There is growing evidence for direct actions of follicle-stimulating hormone (FSH) on tissues other than the ovaries and testes. Blocking FSH action, either genetically or pharmacologically, protects against bone loss, fat gain, and memory loss in mice. We thus developed a humanized FSH-blocking antibody--MS-Hu6--as a lead therapeutic for three diseases of public health magnitude--osteoporosis, obesity and Alzheimer's disease (AD) that track together in post-menopausal women. Here, we report the crystal structure of MS-Hu6 and its interaction with FSH in atomistic detail. Using our Good-Laboratory-Practice-Compliant platform (21CFR58), we formulated MS-Hu6 and the murine equivalent Hf2 at an ultra-high concentration; both formulated antibodies displayed enhanced thermal and colloidal stability. A single injection of 89Zr-labelled MS-Hu6 revealed a beta-phase t½ of 89 and 131 hours for female and male mice, respectively, with retention in regions of interest. Female mice injected subcutaneously with Hf2 displayed a dose-dependent reduction in body weight and body fat.

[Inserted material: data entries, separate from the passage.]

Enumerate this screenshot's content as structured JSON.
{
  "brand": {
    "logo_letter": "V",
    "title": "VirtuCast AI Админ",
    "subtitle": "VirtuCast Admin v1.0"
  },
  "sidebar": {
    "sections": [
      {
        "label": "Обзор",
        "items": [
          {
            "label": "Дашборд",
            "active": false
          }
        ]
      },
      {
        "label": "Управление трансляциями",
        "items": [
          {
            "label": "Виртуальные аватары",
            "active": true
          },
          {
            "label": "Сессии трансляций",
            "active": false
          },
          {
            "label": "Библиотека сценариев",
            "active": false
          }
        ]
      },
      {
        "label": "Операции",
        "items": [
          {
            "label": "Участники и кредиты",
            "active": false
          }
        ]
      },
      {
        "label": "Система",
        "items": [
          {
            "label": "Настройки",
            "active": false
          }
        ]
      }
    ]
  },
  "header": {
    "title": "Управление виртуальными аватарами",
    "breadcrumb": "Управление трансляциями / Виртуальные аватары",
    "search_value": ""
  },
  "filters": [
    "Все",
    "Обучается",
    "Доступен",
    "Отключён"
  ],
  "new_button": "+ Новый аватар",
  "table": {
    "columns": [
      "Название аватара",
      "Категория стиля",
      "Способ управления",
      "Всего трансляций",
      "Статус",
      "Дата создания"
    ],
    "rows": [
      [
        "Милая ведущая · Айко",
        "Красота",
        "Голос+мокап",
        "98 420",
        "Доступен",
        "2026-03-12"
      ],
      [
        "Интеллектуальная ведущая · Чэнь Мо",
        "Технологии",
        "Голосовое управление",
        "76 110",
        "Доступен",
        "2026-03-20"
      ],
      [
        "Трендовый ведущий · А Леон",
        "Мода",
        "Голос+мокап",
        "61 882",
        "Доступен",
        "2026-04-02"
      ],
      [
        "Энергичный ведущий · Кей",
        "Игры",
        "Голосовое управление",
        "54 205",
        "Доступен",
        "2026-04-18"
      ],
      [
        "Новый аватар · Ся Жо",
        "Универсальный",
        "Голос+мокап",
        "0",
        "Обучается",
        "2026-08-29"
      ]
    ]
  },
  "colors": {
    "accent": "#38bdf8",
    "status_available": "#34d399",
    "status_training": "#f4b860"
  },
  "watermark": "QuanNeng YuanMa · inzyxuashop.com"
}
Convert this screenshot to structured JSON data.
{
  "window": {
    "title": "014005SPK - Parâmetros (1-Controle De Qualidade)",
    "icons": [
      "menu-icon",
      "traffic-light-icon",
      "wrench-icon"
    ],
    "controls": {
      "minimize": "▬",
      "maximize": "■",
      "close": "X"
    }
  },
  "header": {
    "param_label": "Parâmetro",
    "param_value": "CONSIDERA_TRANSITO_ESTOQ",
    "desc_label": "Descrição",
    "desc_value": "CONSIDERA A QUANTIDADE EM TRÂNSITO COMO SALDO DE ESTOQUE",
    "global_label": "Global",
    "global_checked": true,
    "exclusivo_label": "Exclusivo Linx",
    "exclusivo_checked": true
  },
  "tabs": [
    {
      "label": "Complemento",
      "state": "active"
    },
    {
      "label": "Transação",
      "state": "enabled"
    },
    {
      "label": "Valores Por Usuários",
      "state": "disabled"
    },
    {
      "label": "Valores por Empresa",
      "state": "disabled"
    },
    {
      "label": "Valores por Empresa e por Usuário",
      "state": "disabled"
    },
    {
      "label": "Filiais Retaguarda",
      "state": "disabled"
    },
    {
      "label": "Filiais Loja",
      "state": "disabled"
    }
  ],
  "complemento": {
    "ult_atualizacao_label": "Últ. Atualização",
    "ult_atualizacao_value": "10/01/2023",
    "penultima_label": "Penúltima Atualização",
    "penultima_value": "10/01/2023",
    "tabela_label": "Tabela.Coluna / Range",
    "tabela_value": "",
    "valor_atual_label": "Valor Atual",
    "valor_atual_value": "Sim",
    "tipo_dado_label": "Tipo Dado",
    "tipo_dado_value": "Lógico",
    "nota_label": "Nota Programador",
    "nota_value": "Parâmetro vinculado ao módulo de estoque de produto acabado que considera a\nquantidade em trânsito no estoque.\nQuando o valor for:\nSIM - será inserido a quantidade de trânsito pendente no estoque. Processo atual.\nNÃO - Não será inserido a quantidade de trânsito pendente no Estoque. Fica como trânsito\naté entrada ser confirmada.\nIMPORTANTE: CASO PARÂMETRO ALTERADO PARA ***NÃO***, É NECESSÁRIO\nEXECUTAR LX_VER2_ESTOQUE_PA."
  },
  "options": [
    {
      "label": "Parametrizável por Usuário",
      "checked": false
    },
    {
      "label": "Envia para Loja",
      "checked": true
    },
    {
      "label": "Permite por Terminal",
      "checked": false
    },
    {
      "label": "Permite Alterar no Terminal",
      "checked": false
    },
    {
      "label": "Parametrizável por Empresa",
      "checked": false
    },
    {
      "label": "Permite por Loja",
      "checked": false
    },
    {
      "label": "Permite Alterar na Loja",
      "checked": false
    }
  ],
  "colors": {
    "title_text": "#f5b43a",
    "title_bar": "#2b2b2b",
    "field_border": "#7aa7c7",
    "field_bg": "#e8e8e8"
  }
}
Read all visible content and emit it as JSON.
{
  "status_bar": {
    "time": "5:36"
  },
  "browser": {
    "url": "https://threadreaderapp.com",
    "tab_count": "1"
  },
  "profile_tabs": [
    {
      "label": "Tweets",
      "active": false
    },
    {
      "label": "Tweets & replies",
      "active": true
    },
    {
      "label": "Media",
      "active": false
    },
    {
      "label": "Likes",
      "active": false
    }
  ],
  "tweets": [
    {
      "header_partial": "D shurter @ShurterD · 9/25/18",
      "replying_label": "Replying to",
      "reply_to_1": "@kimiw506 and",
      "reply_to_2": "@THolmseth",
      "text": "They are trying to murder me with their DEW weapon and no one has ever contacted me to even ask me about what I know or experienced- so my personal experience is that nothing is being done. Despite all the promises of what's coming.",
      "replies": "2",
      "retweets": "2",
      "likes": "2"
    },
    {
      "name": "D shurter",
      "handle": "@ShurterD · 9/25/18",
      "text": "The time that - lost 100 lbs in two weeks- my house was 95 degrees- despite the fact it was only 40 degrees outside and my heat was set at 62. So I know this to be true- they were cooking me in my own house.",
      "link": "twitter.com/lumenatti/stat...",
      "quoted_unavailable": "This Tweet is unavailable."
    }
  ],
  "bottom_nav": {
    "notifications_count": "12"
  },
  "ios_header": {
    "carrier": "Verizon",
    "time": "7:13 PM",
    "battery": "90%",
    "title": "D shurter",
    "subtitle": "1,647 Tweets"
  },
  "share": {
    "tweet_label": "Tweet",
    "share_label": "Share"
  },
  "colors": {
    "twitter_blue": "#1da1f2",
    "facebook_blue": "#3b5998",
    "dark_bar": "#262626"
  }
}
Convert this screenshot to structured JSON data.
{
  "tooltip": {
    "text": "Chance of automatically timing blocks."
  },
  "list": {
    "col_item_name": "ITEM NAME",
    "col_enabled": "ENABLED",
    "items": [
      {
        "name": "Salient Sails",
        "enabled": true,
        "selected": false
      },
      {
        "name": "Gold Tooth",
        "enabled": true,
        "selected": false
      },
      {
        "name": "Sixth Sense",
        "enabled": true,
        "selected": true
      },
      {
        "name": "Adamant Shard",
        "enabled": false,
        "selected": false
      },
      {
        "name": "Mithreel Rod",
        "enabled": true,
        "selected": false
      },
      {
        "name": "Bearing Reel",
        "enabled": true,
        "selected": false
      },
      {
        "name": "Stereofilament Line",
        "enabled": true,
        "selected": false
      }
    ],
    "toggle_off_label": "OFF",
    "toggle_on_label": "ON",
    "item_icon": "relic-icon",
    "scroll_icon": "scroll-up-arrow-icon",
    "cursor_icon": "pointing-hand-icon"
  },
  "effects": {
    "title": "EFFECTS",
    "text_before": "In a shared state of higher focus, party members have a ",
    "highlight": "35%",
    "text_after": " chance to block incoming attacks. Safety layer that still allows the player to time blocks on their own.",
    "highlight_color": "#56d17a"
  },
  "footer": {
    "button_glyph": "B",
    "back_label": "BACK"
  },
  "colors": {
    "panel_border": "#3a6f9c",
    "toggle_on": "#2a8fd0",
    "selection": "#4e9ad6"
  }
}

Hf2 also rescued recognition memory and spatial learning loss in a context- and time-dependent manner in AD-prone 3xTg and APP/PS1 mice. MS-Hu6 injected into African green monkeys (8 mg/kg) intravenously, and then subcutaneously at monthly intervals, was safe, and without effects on vitals, blood chemistries or blood counts. There was a notable ~4% weight loss in all four monkeys after the first injection, which continued in two of four monkeys. We thus provide IND-enabling data towards an upcoming first-in-human study.